At the CEAS conference in 2004, Wittel and Wu presented a paper [2] in which they showed that the passive addition of random words to spam was ineffective against CRM-114, but effective against SpamBayes with 100 words added per spam.
They also showed that a smarter passive attack, adding common English words, was still ineffective against CRM-114, but was even more effective against SpamBayes. They needed to add only 50 words to a spam to get it past SpamBayes.
However, Wittel and Wu's testing has been criticized due to the minimal header information that was present in the emails they were using; most Bayesian spam filters make extensive use of header information and other message metadata in determining the likelihood that a message is spam. A discussion of the SpamBayes results and some counter evidence can be found in the SpamBayes mailing list archive [3].
All of these attacks are type I attacks: attacks that attempt to get spam delivered. A type II attack attempts to cause false positives by turning previously innocent words into spammy words in the Bayesian database.
Also in 2004 Stern, Mason and Shepherd wrote a technical report at Dalhousie University [4], in which they detailed a passive type II attack. They added common English words to spam messages used for training and testing a spam filter.
In two tests they showed that these common words decreased the spam filter's precision (the percentage of messages classified as spam that really are spam) from 84% to 67% and from 94% to 84%. Examining their data shows that the poisoned filter was biased towards believing messages were more likely to be spam than ham, thus increasing the false positive rate.
They proposed two countermeasures: ignoring common words when performing classification, and smoothing probabilities based on the trustworthiness of a word. A word has a trustworthy probability if an attacker is unlikely to be able to guess whether it is part of an individual's vocabulary. Thus common words are untrustworthy and their probability would be smoothed to 0.5 (making them neutral).
At the 2005 CEAS conference Lowd and Meek presented a paper [5] in which they demonstrated that passive attacks adding random or common words to spam were ineffective against a naïve Bayesian filter. (In fact, they showed, as John Graham-Cumming demonstrated back in 2004, that adding random words improves the spam filtering accuracy.)

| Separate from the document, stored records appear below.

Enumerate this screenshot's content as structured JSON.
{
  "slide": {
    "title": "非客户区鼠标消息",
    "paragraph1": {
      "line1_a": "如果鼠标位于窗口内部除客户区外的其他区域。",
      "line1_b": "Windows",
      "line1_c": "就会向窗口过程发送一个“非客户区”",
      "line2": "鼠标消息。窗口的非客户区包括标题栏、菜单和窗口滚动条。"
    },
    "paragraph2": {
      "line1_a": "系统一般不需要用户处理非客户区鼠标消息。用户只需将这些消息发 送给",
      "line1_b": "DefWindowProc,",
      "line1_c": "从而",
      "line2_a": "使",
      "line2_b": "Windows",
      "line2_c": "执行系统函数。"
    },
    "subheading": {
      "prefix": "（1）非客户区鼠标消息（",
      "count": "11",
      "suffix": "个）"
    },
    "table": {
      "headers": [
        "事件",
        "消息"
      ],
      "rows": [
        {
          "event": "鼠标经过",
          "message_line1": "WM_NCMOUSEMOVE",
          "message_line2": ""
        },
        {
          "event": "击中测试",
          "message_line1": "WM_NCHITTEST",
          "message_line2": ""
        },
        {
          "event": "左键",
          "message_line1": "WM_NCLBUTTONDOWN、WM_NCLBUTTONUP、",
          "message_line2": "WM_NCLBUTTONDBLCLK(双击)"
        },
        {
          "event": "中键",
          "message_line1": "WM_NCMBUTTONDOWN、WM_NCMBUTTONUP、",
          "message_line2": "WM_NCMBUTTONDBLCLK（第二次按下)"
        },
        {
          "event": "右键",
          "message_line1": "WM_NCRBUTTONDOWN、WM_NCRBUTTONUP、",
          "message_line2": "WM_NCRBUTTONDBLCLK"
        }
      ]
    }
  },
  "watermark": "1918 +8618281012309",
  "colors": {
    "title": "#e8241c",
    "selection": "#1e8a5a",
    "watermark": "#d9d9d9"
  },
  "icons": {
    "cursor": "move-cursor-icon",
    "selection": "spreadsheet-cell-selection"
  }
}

They demonstrated that adding hammy words - words that are more likely to appear in ham than spam - was effective against a naïve Bayesian filter, and enabled spam to slip through. They went on to detail two active attacks (attacks that require feedback to the spammer) that were very effective against the spam filters. Of course, preventing any feedback to spammers (such as non-delivery reports, SMTP level errors or web bugs) defeats an active attack trivially.
They also showed that retraining the filter was effective at preventing all the attack types, even when the retraining data had been poisoned.
The published research shows that adding random words to spam messages is ineffective as a form of attack, but that active attacks are very effective and that adding carefully chosen words can work in some cases. To defend against these attacks it is vital that no feedback is received by spammers and that statistical filters are retrained regularly.
The research also shows that continuing to investigate attacks on statistical filters is worthwhile. Working attacks have been demonstrated and countermeasures are required to ensure that statistical filters remain accurate.